Contudo parecer-nos ia oportuno que ao fim dum ano se tivessem apuradas com rigor as contas do Estado, se analisasse com rigor o que se planeou e o que se realizou e que essa comparação também ocupasse tempo de análise de tão importante órgão da democracia. Não basta definir projectos. É necessário distinguir o que se planeou com o que, na realidade, foram meras quimeras. Continuar a insistir apenas em algumas estatísticas, esquecendo as outras, torturar os números para que eles digam o que se pretende, é a continuação de um logro profundamente lamentável.
2. Analisemos então o essencial do que foi dito.
Facilmente se percebe que o Governo tem manifestado publicamente dois amores:
- O equilíbrio (ou excedente) orçamental
- Aumento do bem estar social.
Com o primeiro amor, perfeitamente legítimo e puro, visa garantir condições económico-financeiras para possíveis crises futuras (afinal estas existem mesmo!), diminuir a dívida pública (estrondosamente grande!), mostrar aos ditos «mercados internacionais» das suas boas intenções e baixar a dívida, garantir sorrisos em todos os políticos e burocratas da União Europeia. Talvez mostrar a esta a sua disponibilidade para a servir e, dessa forma, garantir um futuro posto de trabalho numa instituição internacional.

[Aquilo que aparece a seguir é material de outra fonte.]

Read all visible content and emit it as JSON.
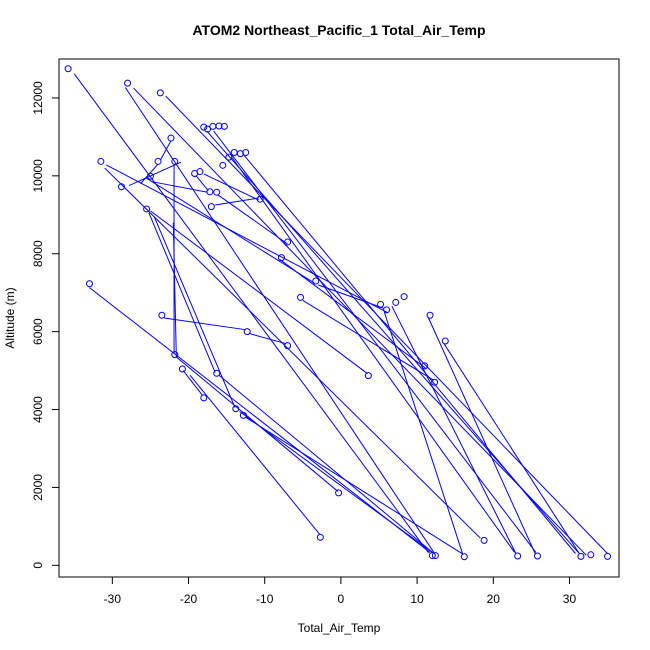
{
  "chart_data": {
    "type": "scatter",
    "title": "ATOM2 Northeast_Pacific_1 Total_Air_Temp",
    "xlabel": "Total_Air_Temp",
    "ylabel": "Altitude (m)",
    "xlim": [
      -37,
      36.5
    ],
    "ylim": [
      -300,
      13000
    ],
    "x_ticks": [
      -30,
      -20,
      -10,
      0,
      10,
      20,
      30
    ],
    "x_tick_labels": [
      "-30",
      "-20",
      "-10",
      "0",
      "10",
      "20",
      "30"
    ],
    "y_ticks": [
      0,
      2000,
      4000,
      6000,
      8000,
      10000,
      12000
    ],
    "y_tick_labels": [
      "0",
      "2000",
      "4000",
      "6000",
      "8000",
      "10000",
      "12000"
    ],
    "series_color": "#0000ff",
    "grid": false,
    "legend": "none",
    "points": [
      {
        "x": -35.8,
        "y": 12750
      },
      {
        "x": -28.0,
        "y": 12380
      },
      {
        "x": -23.7,
        "y": 12130
      },
      {
        "x": -18.0,
        "y": 11250
      },
      {
        "x": -17.5,
        "y": 11200
      },
      {
        "x": -16.8,
        "y": 11270
      },
      {
        "x": -16.0,
        "y": 11280
      },
      {
        "x": -15.3,
        "y": 11270
      },
      {
        "x": -14.0,
        "y": 10600
      },
      {
        "x": -13.2,
        "y": 10570
      },
      {
        "x": -12.5,
        "y": 10600
      },
      {
        "x": -14.7,
        "y": 10480
      },
      {
        "x": -15.5,
        "y": 10270
      },
      {
        "x": -22.3,
        "y": 10970
      },
      {
        "x": -21.8,
        "y": 10370
      },
      {
        "x": -24.0,
        "y": 10370
      },
      {
        "x": -31.5,
        "y": 10370
      },
      {
        "x": -18.5,
        "y": 10110
      },
      {
        "x": -19.2,
        "y": 10060
      },
      {
        "x": -25.0,
        "y": 9990
      },
      {
        "x": -28.8,
        "y": 9720
      },
      {
        "x": -17.2,
        "y": 9590
      },
      {
        "x": -16.3,
        "y": 9580
      },
      {
        "x": -10.6,
        "y": 9400
      },
      {
        "x": -17.0,
        "y": 9210
      },
      {
        "x": -25.5,
        "y": 9150
      },
      {
        "x": -7.0,
        "y": 8300
      },
      {
        "x": -7.8,
        "y": 7900
      },
      {
        "x": -3.3,
        "y": 7300
      },
      {
        "x": -5.3,
        "y": 6880
      },
      {
        "x": 8.3,
        "y": 6900
      },
      {
        "x": 7.2,
        "y": 6750
      },
      {
        "x": 5.2,
        "y": 6700
      },
      {
        "x": 6.0,
        "y": 6560
      },
      {
        "x": 11.7,
        "y": 6420
      },
      {
        "x": -33.0,
        "y": 7230
      },
      {
        "x": -23.5,
        "y": 6420
      },
      {
        "x": -12.3,
        "y": 6000
      },
      {
        "x": 13.7,
        "y": 5760
      },
      {
        "x": -7.0,
        "y": 5640
      },
      {
        "x": -21.8,
        "y": 5410
      },
      {
        "x": 11.0,
        "y": 5120
      },
      {
        "x": -20.8,
        "y": 5040
      },
      {
        "x": -16.3,
        "y": 4930
      },
      {
        "x": 3.6,
        "y": 4870
      },
      {
        "x": 12.3,
        "y": 4700
      },
      {
        "x": -18.0,
        "y": 4300
      },
      {
        "x": -13.8,
        "y": 4020
      },
      {
        "x": -12.8,
        "y": 3850
      },
      {
        "x": -0.3,
        "y": 1860
      },
      {
        "x": -2.7,
        "y": 720
      },
      {
        "x": 18.8,
        "y": 640
      },
      {
        "x": 12.0,
        "y": 250
      },
      {
        "x": 12.4,
        "y": 250
      },
      {
        "x": 16.2,
        "y": 220
      },
      {
        "x": 23.2,
        "y": 240
      },
      {
        "x": 25.8,
        "y": 240
      },
      {
        "x": 31.5,
        "y": 230
      },
      {
        "x": 32.8,
        "y": 270
      },
      {
        "x": 35.0,
        "y": 230
      }
    ],
    "segments": [
      [
        [
          -35.0,
          12620
        ],
        [
          11.5,
          320
        ]
      ],
      [
        [
          -27.2,
          12250
        ],
        [
          32.2,
          260
        ]
      ],
      [
        [
          -23.0,
          12050
        ],
        [
          35.0,
          300
        ]
      ],
      [
        [
          -28.3,
          12270
        ],
        [
          12.2,
          330
        ]
      ],
      [
        [
          -17.6,
          11150
        ],
        [
          31.2,
          320
        ]
      ],
      [
        [
          -16.7,
          11150
        ],
        [
          25.6,
          330
        ]
      ],
      [
        [
          -14.4,
          10500
        ],
        [
          22.8,
          330
        ]
      ],
      [
        [
          -12.8,
          10550
        ],
        [
          30.8,
          300
        ]
      ],
      [
        [
          -22.3,
          10900
        ],
        [
          -23.7,
          10400
        ]
      ],
      [
        [
          -21.9,
          10300
        ],
        [
          -21.9,
          5450
        ]
      ],
      [
        [
          -24.0,
          10300
        ],
        [
          -26.3,
          9800
        ]
      ],
      [
        [
          -30.8,
          10280
        ],
        [
          6.2,
          6480
        ]
      ],
      [
        [
          -31.0,
          10200
        ],
        [
          18.3,
          700
        ]
      ],
      [
        [
          -25.6,
          9950
        ],
        [
          -3.5,
          7250
        ]
      ],
      [
        [
          -18.0,
          10050
        ],
        [
          -10.8,
          9380
        ]
      ],
      [
        [
          -19.0,
          10000
        ],
        [
          -17.4,
          9620
        ]
      ],
      [
        [
          -27.8,
          9750
        ],
        [
          -21.0,
          10350
        ]
      ],
      [
        [
          -16.5,
          9250
        ],
        [
          -10.8,
          9430
        ]
      ],
      [
        [
          -24.8,
          9850
        ],
        [
          -17.5,
          9580
        ]
      ],
      [
        [
          -16.2,
          9520
        ],
        [
          -7.0,
          8250
        ]
      ],
      [
        [
          -25.2,
          9050
        ],
        [
          -16.5,
          4950
        ]
      ],
      [
        [
          -25.0,
          9100
        ],
        [
          3.5,
          4920
        ]
      ],
      [
        [
          -24.5,
          8950
        ],
        [
          -13.9,
          4050
        ]
      ],
      [
        [
          -22.0,
          8800
        ],
        [
          -21.6,
          5350
        ]
      ],
      [
        [
          -8.0,
          7850
        ],
        [
          11.2,
          5050
        ]
      ],
      [
        [
          -5.0,
          6800
        ],
        [
          12.2,
          4750
        ]
      ],
      [
        [
          -3.0,
          7200
        ],
        [
          5.6,
          6600
        ]
      ],
      [
        [
          5.7,
          6500
        ],
        [
          16.0,
          280
        ]
      ],
      [
        [
          6.7,
          6650
        ],
        [
          23.0,
          290
        ]
      ],
      [
        [
          11.5,
          6350
        ],
        [
          25.5,
          300
        ]
      ],
      [
        [
          13.5,
          5700
        ],
        [
          31.3,
          300
        ]
      ],
      [
        [
          -23.2,
          6350
        ],
        [
          -12.5,
          6050
        ]
      ],
      [
        [
          -12.0,
          5950
        ],
        [
          -7.2,
          5690
        ]
      ],
      [
        [
          -33.0,
          7130
        ],
        [
          11.7,
          330
        ]
      ],
      [
        [
          -20.7,
          5000
        ],
        [
          -18.2,
          4370
        ]
      ],
      [
        [
          -16.0,
          4880
        ],
        [
          12.1,
          320
        ]
      ],
      [
        [
          -21.6,
          5350
        ],
        [
          -0.4,
          1900
        ]
      ],
      [
        [
          -19.8,
          4880
        ],
        [
          -2.8,
          800
        ]
      ],
      [
        [
          -13.3,
          3950
        ],
        [
          12.0,
          330
        ]
      ],
      [
        [
          -12.5,
          3800
        ],
        [
          16.0,
          290
        ]
      ]
    ]
  }
}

Com o segundo amor, obviamente também legítimo e acompanhado pela população deste país, visa garantir o respeito pela dignidade humana, retirar da miséria muitos, garantir mais acesso à cultura de outros, reconstruir a classe média (condição da estabilidade social), melhorar os serviços públicos, mostrar que é viável colocar os homens no centro dos objectivos futuros, mesmo nesta sociedade que aumenta o fosso entre ricos e pobres, desvia rendimentos da produção para a especulação. Talvez garantir os votos e a manutenção do poder de receber e dar «benesses», manter uma regulação que nada vê, fechar os olhos ao poder do crime organizado.
Se os dois amores são possíveis é um debate legítimo e salutar. Se não há reforço do logro: só melhorar as condições de vida dos mais desfavorecidos não é um amor, é um adultério.
E que dizer da consciência desta realidade? Se não há, é ingenuidade, se há é fraude.
E se existe, é das mais vis, mas legal!